On Sun, 22 Feb 2015, Benjamin Moody wrote:

> On 2/21/15, Vince Weaver <[email protected]> wrote:
> > On Sat, 21 Feb 2015, Benjamin Moody wrote:
> >
> >
> >> there are grandchild processes involved.  (And I can't help thinking
> >> the first version is a lot more elegant!)  Does the kernel somehow get
> >> confused because enable_on_exec is set and the original process hasn't
> >> actually exec'ed anything?
> >
> > Have you tried enabling the "inherit_stat" flag to see if that helps?
> 
> That does seem to help for the simple case I posted.  It doesn't work
> in all cases, though.  I'll have to experiment a bit to find a simple
> example.
> 
> My impression was that the inherit_stat bit shouldn't matter if we are
> only interested in aggregate event counts, as opposed to counting
> events per thread (found a ML thread about this a while ago but I
> can't find it right now.)  Please correct me if I'm wrong.  In any
> case, though, the perf tool doesn't use that bit.
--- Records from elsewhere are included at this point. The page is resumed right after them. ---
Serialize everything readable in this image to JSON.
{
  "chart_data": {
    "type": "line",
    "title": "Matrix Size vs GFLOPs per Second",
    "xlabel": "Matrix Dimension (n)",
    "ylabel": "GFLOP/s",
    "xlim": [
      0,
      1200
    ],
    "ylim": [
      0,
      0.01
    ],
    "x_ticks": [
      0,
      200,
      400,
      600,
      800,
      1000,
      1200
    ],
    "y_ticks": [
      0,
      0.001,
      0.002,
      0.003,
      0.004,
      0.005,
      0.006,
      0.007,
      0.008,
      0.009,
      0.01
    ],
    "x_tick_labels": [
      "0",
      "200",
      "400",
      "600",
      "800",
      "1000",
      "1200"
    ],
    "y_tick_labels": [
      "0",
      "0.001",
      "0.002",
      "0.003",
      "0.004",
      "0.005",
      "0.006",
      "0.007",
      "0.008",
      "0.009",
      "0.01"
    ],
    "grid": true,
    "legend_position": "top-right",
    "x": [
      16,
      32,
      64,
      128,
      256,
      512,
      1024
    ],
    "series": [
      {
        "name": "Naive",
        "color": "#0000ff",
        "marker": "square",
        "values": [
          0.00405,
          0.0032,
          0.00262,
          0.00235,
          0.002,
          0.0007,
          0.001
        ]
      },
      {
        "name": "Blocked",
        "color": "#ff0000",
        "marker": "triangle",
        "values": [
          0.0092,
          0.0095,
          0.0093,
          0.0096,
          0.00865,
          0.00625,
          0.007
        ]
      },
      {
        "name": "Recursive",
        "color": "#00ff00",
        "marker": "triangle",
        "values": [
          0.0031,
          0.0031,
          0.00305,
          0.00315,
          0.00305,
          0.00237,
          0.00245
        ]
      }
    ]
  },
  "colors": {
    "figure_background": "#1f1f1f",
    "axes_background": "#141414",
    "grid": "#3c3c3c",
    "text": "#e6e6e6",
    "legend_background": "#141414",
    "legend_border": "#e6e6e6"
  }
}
If you can come up with a coherent explanation of what the inherit_stat 
bit does I'll be glad to add it to the manpage.

>From what I vaguely understand it has to do with when a read() happens 
whether you bother to iterate all children and get updated event counts 
from them rather than just using the value from the last time they context 
switched.  I probably have that all mixed up though.

It's true perf doesn't use that bit, but I thought we already established 
that your code doesn't start a process the same way that perf does.

I am interesting in seeing if we can get to the bottom of this issue, as 
I've had users report issues when trying to measure OpenMP programs, 
though I'm not sure if they're seeing the exact same problem.